What Does America Mean?

by Alexander Meiklejohn
[Norton, $3.00]
THIS is a book written at white heat and with an earnestness and sincerity that are disarming, even when the reviewer cannot always accept some of the author’s postulates or deductions. The theme is the nature and workings of that passion for liberty which Dr. Meiklejohn holds to be the essence of Americanism.
He pleads most eloquently for the restoration of earlier ideals: for the recovery of ‘Spirit,’ without which man is nothing. ‘The Spirit of Man has direction. To have the sense of that direction is to be a man.’ And again, ‘A man is a man in so far as he is aware of life, sensitive to the qualities it offers for his experience.’ Discriminating clearly between the two kinds of liberty, he is driven to the conclusion that ‘our external independence has been won.
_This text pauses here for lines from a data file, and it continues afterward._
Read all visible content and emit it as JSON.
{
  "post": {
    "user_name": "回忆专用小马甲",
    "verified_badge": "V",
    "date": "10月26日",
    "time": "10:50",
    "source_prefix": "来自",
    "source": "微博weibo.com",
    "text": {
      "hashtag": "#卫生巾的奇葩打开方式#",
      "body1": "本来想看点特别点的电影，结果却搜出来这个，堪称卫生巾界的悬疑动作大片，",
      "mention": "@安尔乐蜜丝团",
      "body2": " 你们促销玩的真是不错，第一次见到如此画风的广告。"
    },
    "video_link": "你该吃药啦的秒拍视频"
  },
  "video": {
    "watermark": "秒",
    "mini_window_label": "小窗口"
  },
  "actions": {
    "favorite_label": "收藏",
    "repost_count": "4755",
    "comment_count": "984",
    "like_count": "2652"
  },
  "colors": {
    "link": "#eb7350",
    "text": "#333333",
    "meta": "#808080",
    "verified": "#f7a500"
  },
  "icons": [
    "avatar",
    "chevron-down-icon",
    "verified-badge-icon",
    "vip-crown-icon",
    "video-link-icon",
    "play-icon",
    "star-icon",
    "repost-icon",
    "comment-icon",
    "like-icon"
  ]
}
But the making of our spiritual freedom still lies before us. As we face that future task, it is a curiously bitter and tragic fact that, perhaps more than any other single influence, it is our misunderstanding of liberty which threatens to enslave us.’
It is Dr. Meiklejohn s intent to lift the whole question of liberty, ‘Americanism,’ and life itself to a higher level than that to which, of late, we have been accustomed, and he succeeds to admiration. ‘ Excellence, not happiness’ is the object of living: freedom cannot be severed from duty, and in the end we come ‘face to face with the most puzzling and important issue with which we must deal as we attempt to understand ourselves. It is the problem of making human institutions serve human purposes.’
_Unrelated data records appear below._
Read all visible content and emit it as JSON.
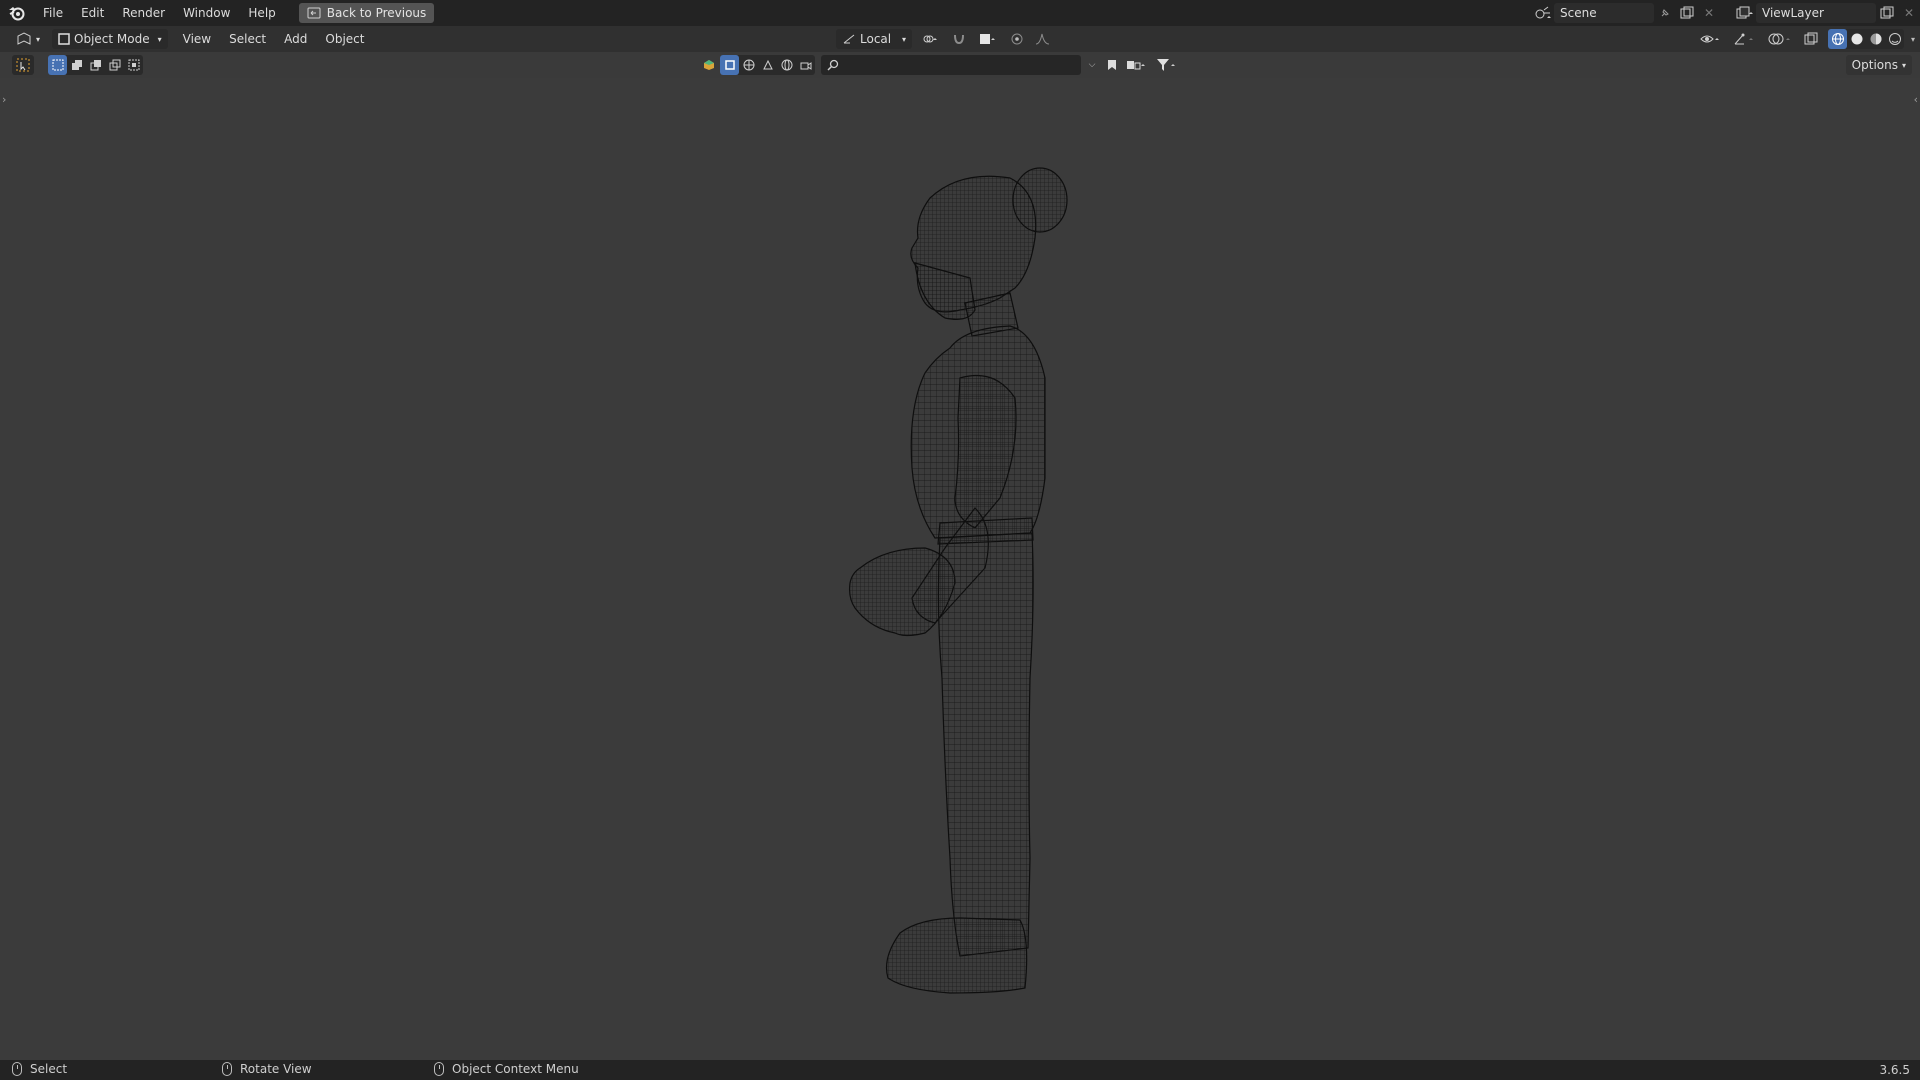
{
  "topbar": {
    "menus": [
      "File",
      "Edit",
      "Render",
      "Window",
      "Help"
    ],
    "back_button": "Back to Previous",
    "scene": "Scene",
    "view_layer": "ViewLayer"
  },
  "viewport_header": {
    "mode": "Object Mode",
    "menus": [
      "View",
      "Select",
      "Add",
      "Object"
    ],
    "transform_orientation": "Local"
  },
  "tool_row": {
    "search_placeholder": "",
    "options_label": "Options"
  },
  "statusbar": {
    "select": "Select",
    "rotate": "Rotate View",
    "context_menu": "Object Context Menu",
    "version": "3.6.5"
  },
  "icons": {
    "logo": "blender-logo-icon",
    "back": "back-to-previous-icon",
    "scene_type": "scene-icon",
    "view_layer_type": "view-layer-icon",
    "editor_type": "editor-type-icon",
    "pivot": "pivot-point-icon",
    "snap": "snap-icon",
    "proportional": "proportional-editing-icon",
    "search": "search-icon",
    "filter": "filter-icon",
    "shading_wireframe": "wireframe-shading-icon",
    "shading_solid": "solid-shading-icon",
    "shading_material": "material-shading-icon",
    "shading_rendered": "rendered-shading-icon"
  },
  "colors": {
    "accent": "#4772b3",
    "viewport_bg": "#3b3b3b",
    "wireframe": "#0f0f0f"
  }
}
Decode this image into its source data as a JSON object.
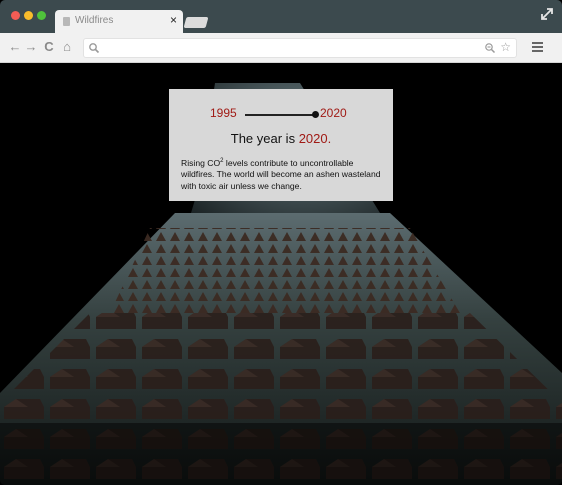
{
  "browser": {
    "tab_title": "Wildfires",
    "tab_close": "×",
    "address_value": "",
    "nav": {
      "back": "←",
      "forward": "→",
      "reload": "C",
      "home": "⌂"
    },
    "star": "☆"
  },
  "slider": {
    "start_year": "1995",
    "end_year": "2020",
    "value_fraction": 1.0
  },
  "headline": {
    "prefix": "The year is ",
    "year": "2020."
  },
  "description": {
    "pre": "Rising CO",
    "sup": "2",
    "post": " levels contribute to uncontrollable wildfires. The world will become an ashen wasteland with toxic air unless we change."
  },
  "colors": {
    "accent": "#a01a15",
    "titlebar": "#3c4a4e",
    "panel": "#d8d8d8"
  }
}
In his study of the problem of liberty, the author strikes out many new and fruitful ideas. One is the fact that the ‘frontier’ type of mind and quality of action that so characterized and determined the nature of the Colonies and the early Republic did not cease with the ‘winning of the West.’ The new science and technology and industrialism are. in fact, frontier adventures and marked by the qualities of the old, but ‘the essential tragedy of the rough and ready pioneer is that he is forever getting ready to live, but never lives. His blunder lies in thinking that getting ready to live is living.’
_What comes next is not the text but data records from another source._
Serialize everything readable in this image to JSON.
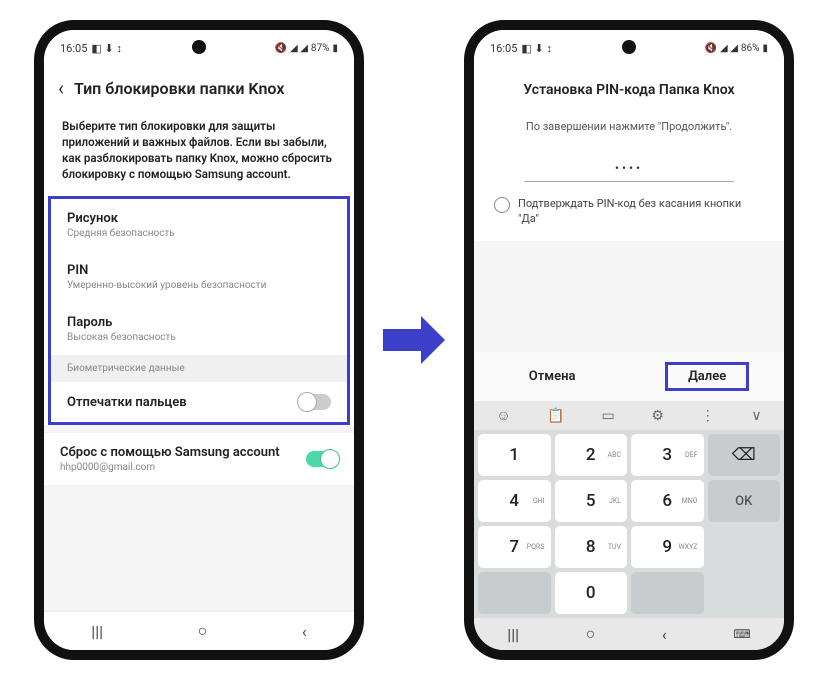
{
  "status": {
    "time": "16:05",
    "icons_left": "◧ ⬇ ↕",
    "signal": "◢ ◢",
    "battery1": "87%",
    "battery2": "86%",
    "vol_icon": "🔇"
  },
  "phone1": {
    "back": "‹",
    "title": "Тип блокировки папки Knox",
    "description": "Выберите тип блокировки для защиты приложений и важных файлов. Если вы забыли, как разблокировать папку Knox, можно сбросить блокировку с помощью Samsung account.",
    "items": [
      {
        "title": "Рисунок",
        "sub": "Средняя безопасность"
      },
      {
        "title": "PIN",
        "sub": "Умеренно-высокий уровень безопасности"
      },
      {
        "title": "Пароль",
        "sub": "Высокая безопасность"
      }
    ],
    "bio_section": "Биометрические данные",
    "fingerprint": "Отпечатки пальцев",
    "reset_title": "Сброс с помощью Samsung account",
    "reset_sub": "hhp0000@gmail.com"
  },
  "phone2": {
    "title": "Установка PIN-кода Папка Knox",
    "instruction": "По завершении нажмите \"Продолжить\".",
    "pin_dots": "••••",
    "confirm_text": "Подтверждать PIN-код без касания кнопки \"Да\"",
    "cancel": "Отмена",
    "next": "Далее",
    "toolbar": [
      "☺",
      "📋",
      "▭",
      "⚙",
      "⋮",
      "∨"
    ],
    "keys": [
      {
        "n": "1",
        "l": ""
      },
      {
        "n": "2",
        "l": "ABC"
      },
      {
        "n": "3",
        "l": "DEF"
      },
      {
        "n": "4",
        "l": "GHI"
      },
      {
        "n": "5",
        "l": "JKL"
      },
      {
        "n": "6",
        "l": "MNO"
      },
      {
        "n": "7",
        "l": "PQRS"
      },
      {
        "n": "8",
        "l": "TUV"
      },
      {
        "n": "9",
        "l": "WXYZ"
      }
    ],
    "backspace": "⌫",
    "zero": "0",
    "ok": "OK"
  },
  "nav": {
    "recent": "|||",
    "home": "○",
    "back": "‹",
    "kb": "⌨"
  }
}
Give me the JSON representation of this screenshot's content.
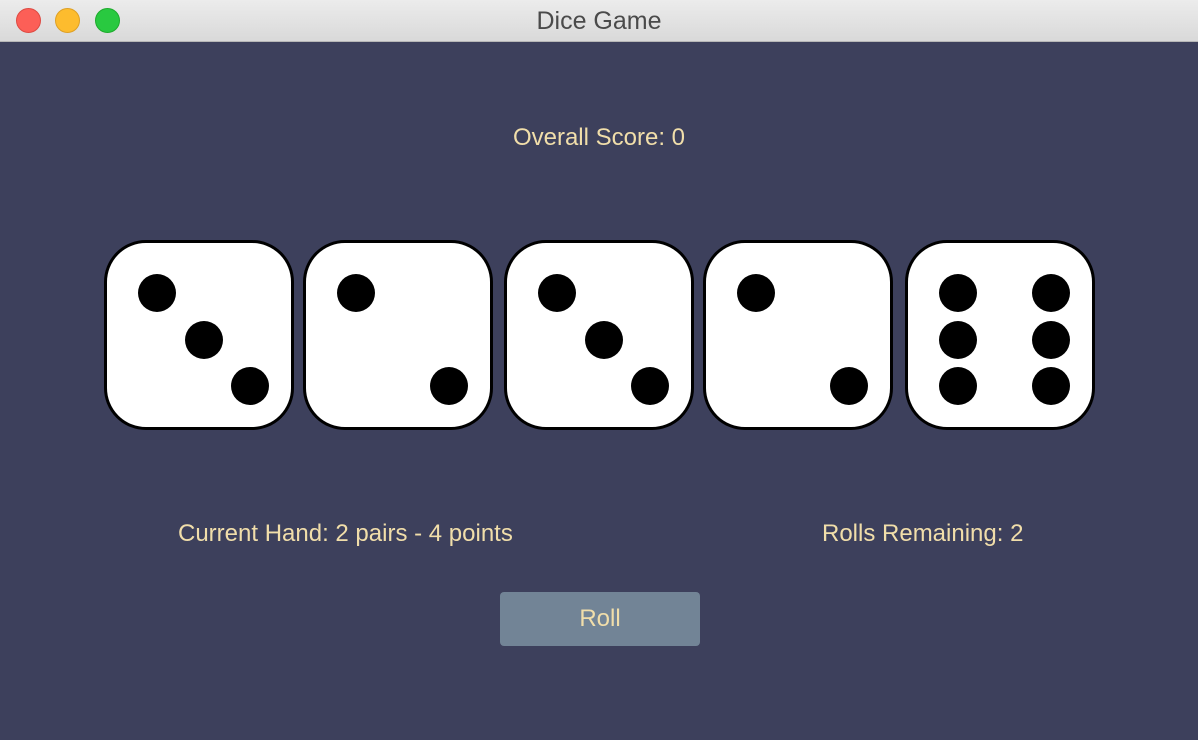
{
  "window": {
    "title": "Dice Game"
  },
  "game": {
    "overall_score_text": "Overall Score: 0",
    "dice": [
      3,
      2,
      3,
      2,
      6
    ],
    "current_hand_text": "Current Hand: 2 pairs - 4 points",
    "rolls_remaining_text": "Rolls Remaining: 2",
    "roll_button_label": "Roll"
  },
  "colors": {
    "background": "#3d405c",
    "text": "#f1deaa",
    "button": "#728496",
    "die_face": "#ffffff",
    "pip": "#000000"
  }
}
When he comes to the question, ‘ What shall we do?’ he does not hesitate at somewhat startling propositions that are bound to elicit a measure of sympathy. He would recast education, foot and branch. ‘Nothing is more clear than that, taken as a whole, the present attempt of our schools and colleges to establish our young people in the ways of sensitiveness and intelligence is a ludicrous failure.’ He would establish freedom of the press by emancipating newspapers from their bondage to advertisers and a moronic reading public, and he would do the same for radio, the theatre, and the movies. In economies he would find some substitute for money capitalism, for he has, like so many others, found out that men on wage, the proletariat, are not free and cannot become so unless they own (and live from?) their land. ‘Men as workers and consumers have not had a fair chance against men as owners and profitmakers.’ Finally he would abolish class warfare, which is the worst possible device for accomplishing liberty and justice. Here Dr. Meiklejohn’s programme is not very clearly detailed. How could it be? The question is Cosmic, even astronomical in its dimensions. This does not much matter, for as a whole this is a very illuminating and stimulating book.